Pendiri startup yang hebat juga perlu memiliki visi ke mana mereka ingin membawa perusahaan mereka dan memiliki tujuan jangka panjang yang akan berfungsi sebagai fondasi perusahaan. Bagaimana para pendiri startup bisa tetap beradaptasi dengan perkembangan kondisi bisnis dan mengubah strategi mereka sembari tetap fokus pada visi awal.

“Selain itu, kami juga mencari startup dan pengusaha yang selaras dengan nilai-nilai B Capital. Kami mencari pendiri yang menginspirasi, visioner, gigih, rendah hati, terbuka dan inklusif, kolaboratif, serta bersedia mengambil risiko dan belajar dari kegagalan mereka. Yang paling penting, mereka bersedia berinovasi dan mengadvokasi dengan rasa ingin tahu dan kreativitas yang tak terbatas.”

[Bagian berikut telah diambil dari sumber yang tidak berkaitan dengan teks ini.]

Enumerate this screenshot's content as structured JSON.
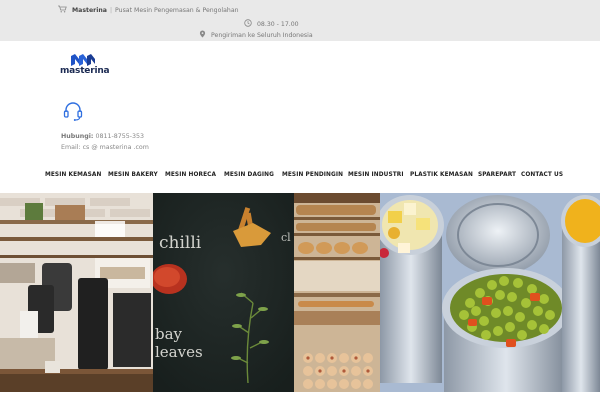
{
  "topbar": {
    "brand": "Masterina",
    "tagline": "Pusat Mesin Pengemasan & Pengolahan",
    "hours": "08.30 - 17.00",
    "shipping": "Pengiriman ke Seluruh Indonesia",
    "icons": {
      "cart": "cart-icon",
      "clock": "clock-icon",
      "location": "location-pin-icon"
    }
  },
  "logo": {
    "text": "masterina",
    "mark_color": "#1f53c6"
  },
  "contact": {
    "phone_label": "Hubungi:",
    "phone": "0811-8755-353",
    "email": "Email: cs @ masterina .com",
    "icon": "headset-icon",
    "icon_color": "#2f6fe0"
  },
  "nav": {
    "items": [
      {
        "label": "MESIN KEMASAN"
      },
      {
        "label": "MESIN BAKERY"
      },
      {
        "label": "MESIN HORECA"
      },
      {
        "label": "MESIN DAGING"
      },
      {
        "label": "MESIN PENDINGIN"
      },
      {
        "label": "MESIN INDUSTRI"
      },
      {
        "label": "PLASTIK KEMASAN"
      },
      {
        "label": "SPAREPART"
      },
      {
        "label": "CONTACT US"
      }
    ]
  },
  "hero": {
    "chalkboard_words": [
      "chilli",
      "bay",
      "leaves",
      "cl"
    ]
  },
  "colors": {
    "topbar_bg": "#e9e9e9",
    "accent": "#2f6fe0",
    "nav_text": "#222222"
  }
}
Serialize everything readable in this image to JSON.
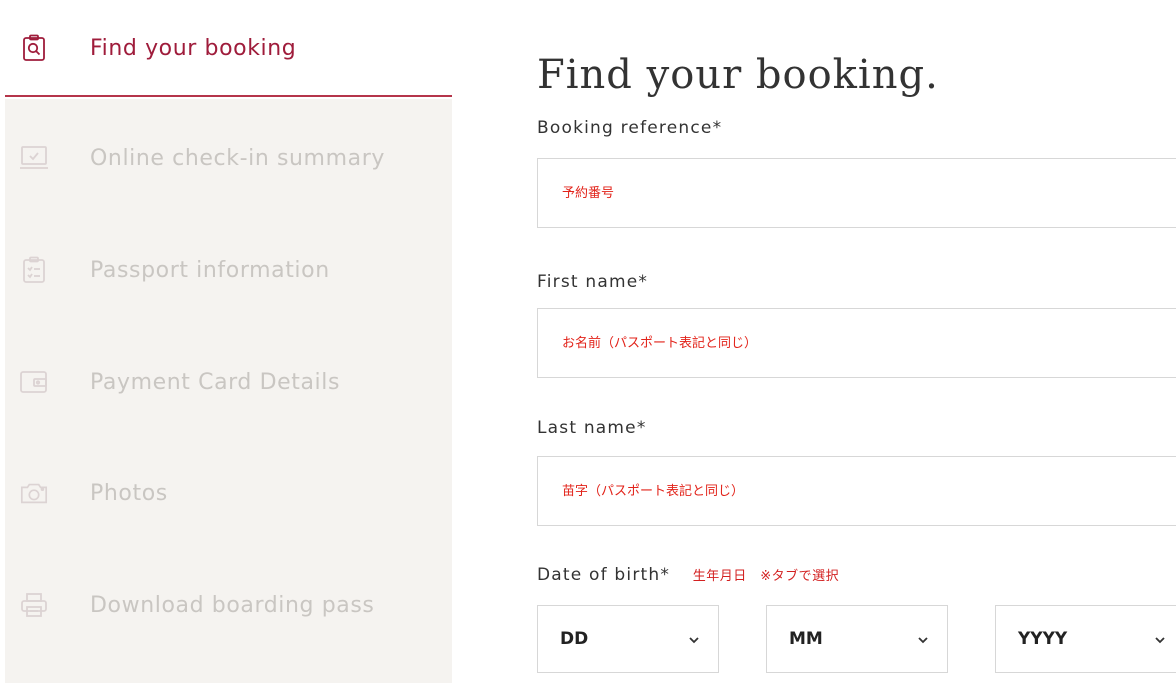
{
  "sidebar": {
    "items": [
      {
        "label": "Find your booking",
        "icon": "clipboard-search-icon",
        "state": "active"
      },
      {
        "label": "Online check-in summary",
        "icon": "laptop-check-icon",
        "state": "disabled"
      },
      {
        "label": "Passport information",
        "icon": "clipboard-list-icon",
        "state": "disabled"
      },
      {
        "label": "Payment Card Details",
        "icon": "wallet-icon",
        "state": "disabled"
      },
      {
        "label": "Photos",
        "icon": "camera-icon",
        "state": "disabled"
      },
      {
        "label": "Download boarding pass",
        "icon": "printer-icon",
        "state": "disabled"
      }
    ]
  },
  "main": {
    "title": "Find your booking.",
    "booking_reference": {
      "label": "Booking reference*",
      "placeholder": "予約番号"
    },
    "first_name": {
      "label": "First name*",
      "placeholder": "お名前（パスポート表記と同じ）"
    },
    "last_name": {
      "label": "Last name*",
      "placeholder": "苗字（パスポート表記と同じ）"
    },
    "date_of_birth": {
      "label": "Date of birth*",
      "note": "生年月日　※タブで選択",
      "day": "DD",
      "month": "MM",
      "year": "YYYY"
    }
  },
  "colors": {
    "accent": "#9f1c3b",
    "divider": "#b5354a",
    "disabled_text": "#c9c6c2",
    "sidebar_bg": "#f5f3f0",
    "hint_red": "#e2231a"
  }
}
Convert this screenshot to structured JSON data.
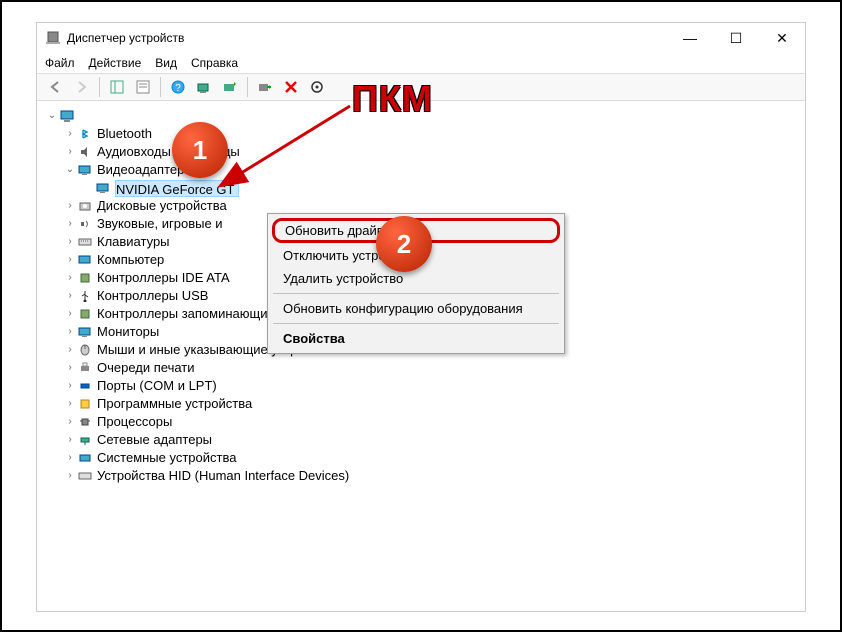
{
  "window": {
    "title": "Диспетчер устройств"
  },
  "winControls": {
    "min": "—",
    "max": "☐",
    "close": "✕"
  },
  "menu": {
    "file": "Файл",
    "action": "Действие",
    "view": "Вид",
    "help": "Справка"
  },
  "tree": {
    "root": "",
    "bluetooth": "Bluetooth",
    "audio": "Аудиовходы",
    "audio_suffix": "ды",
    "videoAdapters": "Видеоадаптеры",
    "nvidia": "NVIDIA GeForce GT",
    "diskDrives": "Дисковые устройства",
    "soundGame": "Звуковые, игровые и",
    "keyboards": "Клавиатуры",
    "computer": "Компьютер",
    "ideAta": "Контроллеры IDE ATA",
    "usb": "Контроллеры USB",
    "storage": "Контроллеры запоминающих устройств",
    "monitors": "Мониторы",
    "mice": "Мыши и иные указывающие устройства",
    "printQueues": "Очереди печати",
    "ports": "Порты (COM и LPT)",
    "software": "Программные устройства",
    "processors": "Процессоры",
    "netAdapters": "Сетевые адаптеры",
    "system": "Системные устройства",
    "hid": "Устройства HID (Human Interface Devices)"
  },
  "contextMenu": {
    "updateDriver": "Обновить драйвер",
    "disable": "Отключить устройств",
    "remove": "Удалить устройство",
    "refresh": "Обновить конфигурацию оборудования",
    "properties": "Свойства"
  },
  "annotations": {
    "one": "1",
    "two": "2",
    "label": "ПКМ"
  }
}
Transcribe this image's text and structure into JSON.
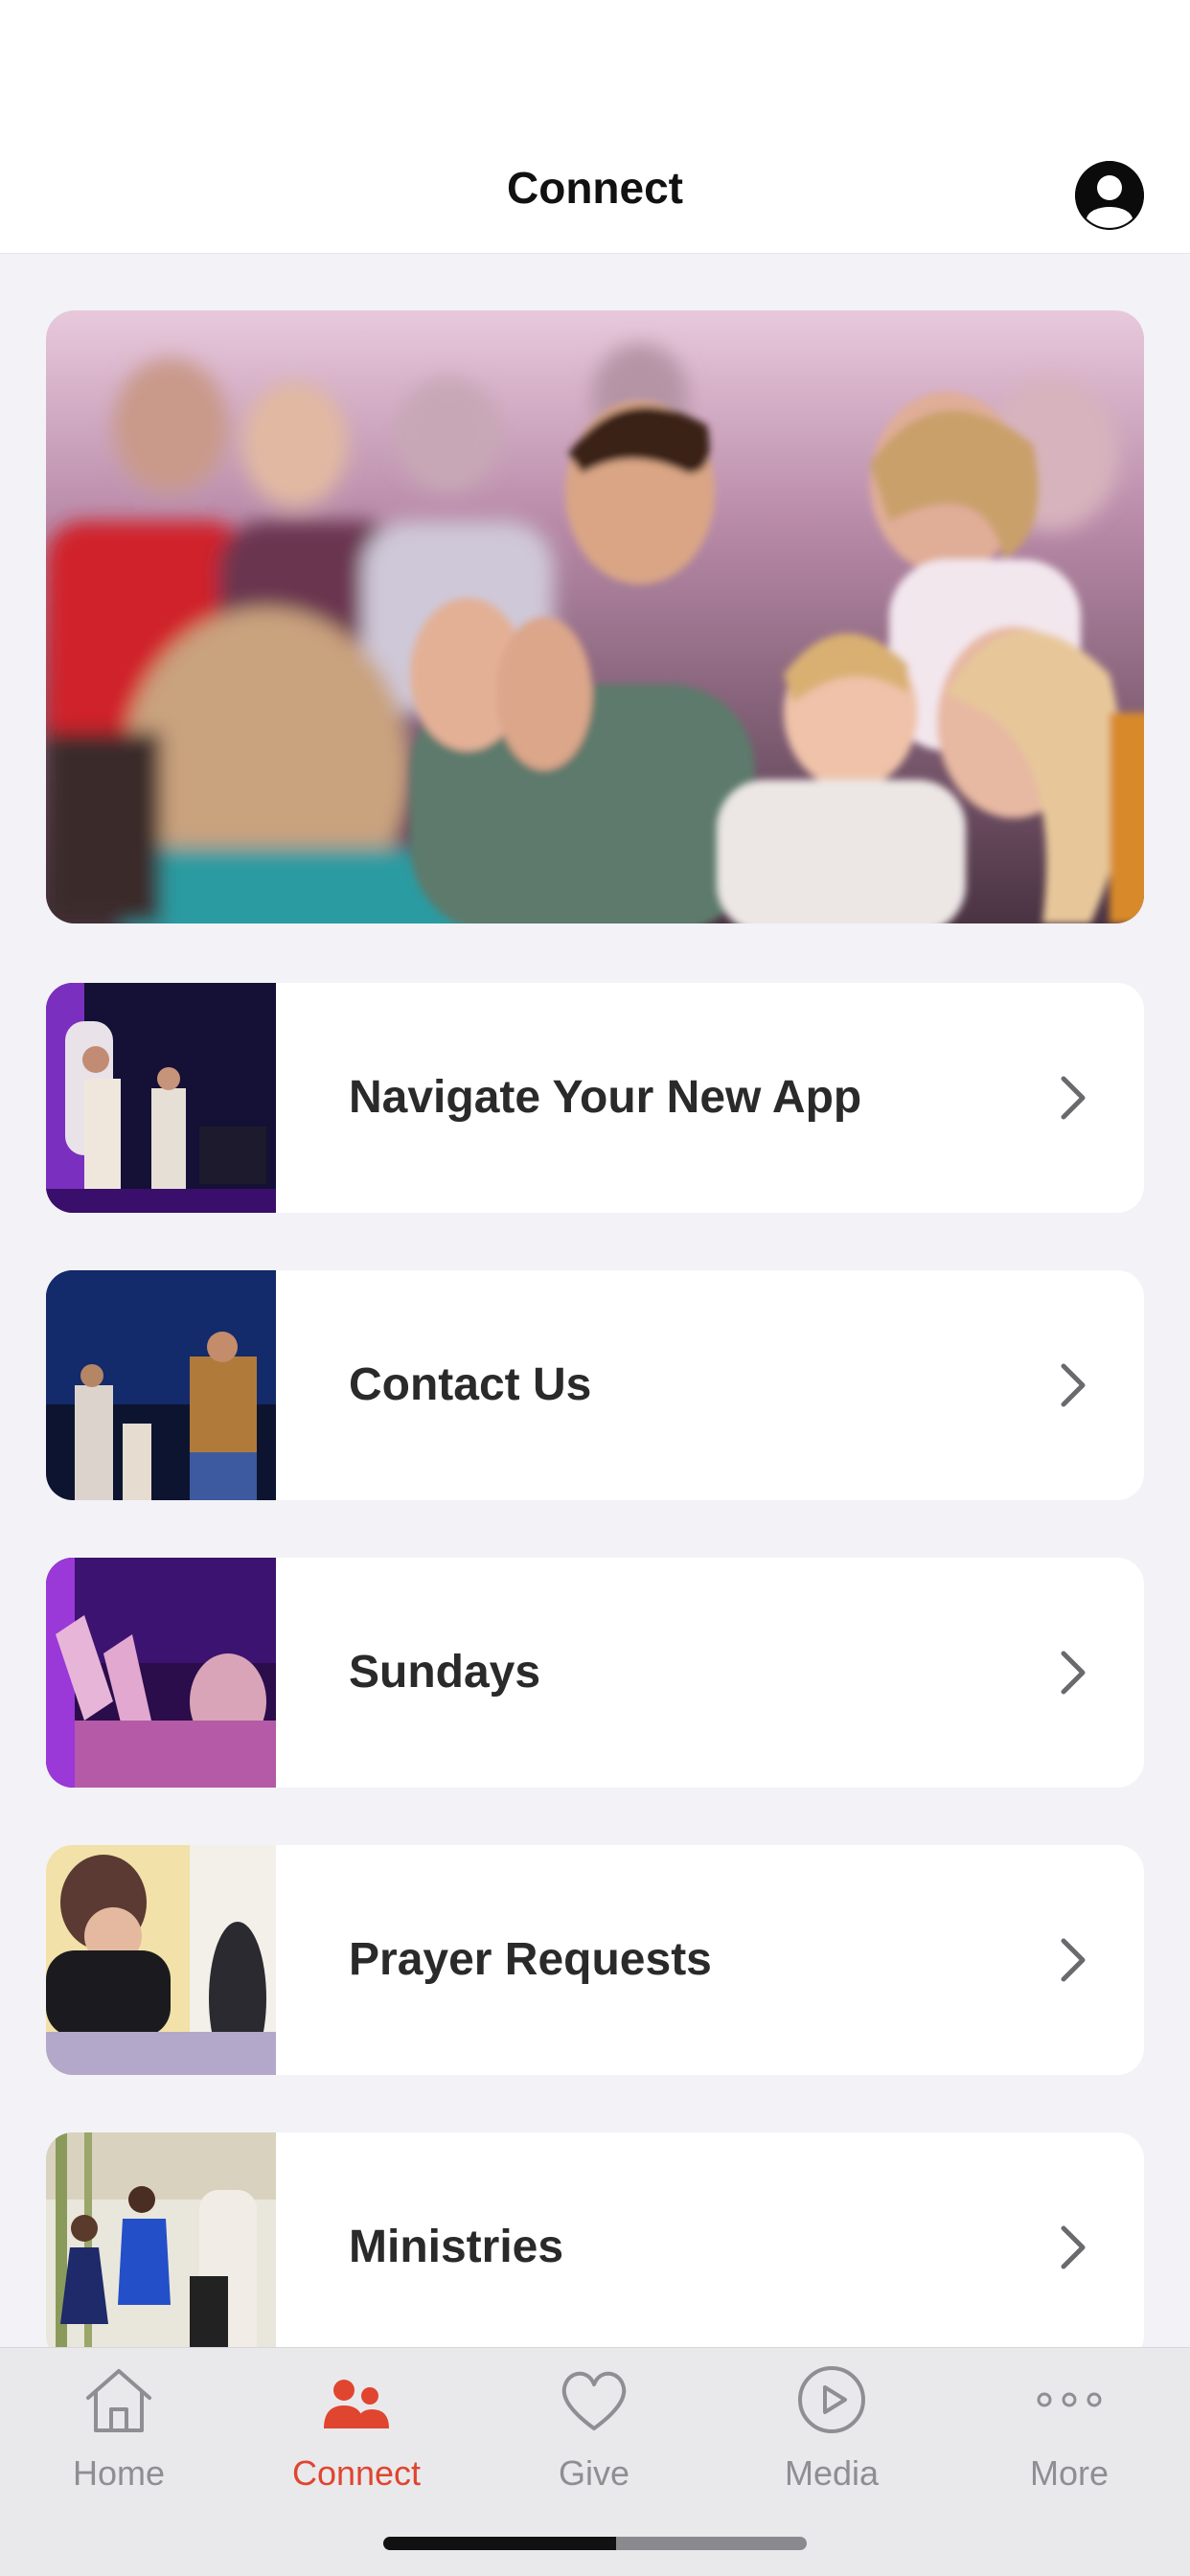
{
  "header": {
    "title": "Connect"
  },
  "hero": {
    "image": "worship-crowd-clapping-photo"
  },
  "list": {
    "items": [
      {
        "label": "Navigate Your New App",
        "thumb": "band-on-stage-photo"
      },
      {
        "label": "Contact Us",
        "thumb": "guitarist-on-stage-photo"
      },
      {
        "label": "Sundays",
        "thumb": "raised-hands-photo"
      },
      {
        "label": "Prayer Requests",
        "thumb": "prayer-photo"
      },
      {
        "label": "Ministries",
        "thumb": "kids-dancing-photo"
      }
    ]
  },
  "tabs": [
    {
      "label": "Home",
      "icon": "home-icon"
    },
    {
      "label": "Connect",
      "icon": "people-icon",
      "active": true
    },
    {
      "label": "Give",
      "icon": "heart-icon"
    },
    {
      "label": "Media",
      "icon": "play-circle-icon"
    },
    {
      "label": "More",
      "icon": "ellipsis-icon"
    }
  ],
  "colors": {
    "accent": "#e0452f",
    "inactive": "#8e8e93",
    "background": "#f2f2f7"
  }
}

Dia melanjutkan, “Kesuksesan startup bukanlah tentang menjadi yang pertama tapi lebih tentang menjadi yang terbaik, pengetahuan mumpuni dan pengalaman panjang di bidang mereka akan memberikan keuntungan dibandingkan pesaing dan petahana di industri yang sama.”

Dalam mengelola portofolio B Capital yang tersebar secara global, khusus di Asia Tenggara, tim profesional investasinya telah bermitra strategis dengan Boston Consulting Group (BCG). Kesepakatan tersebut memungkinkan pihaknya memberikan perusahaan portofolionya di kawasan ini dengan akses jaringan yang luas dengan pemimpin perusahaan global yang ingin bermitra dengan teknologi yang sedang berkembang. B Capital sendiri memiliki kantor global yang berlokasi di Los Angeles, San Francisco, New York, Singapura, Hong Kong, dan Beijing.

“Mitra strategis kami berasal dari industri spesifik seperti enterprise, perawatan kesehatan, teknologi, dan engineering. Inilah cara kami membawa keahlian lokal dan membantu perusahaan portofolio kami tumbuh.”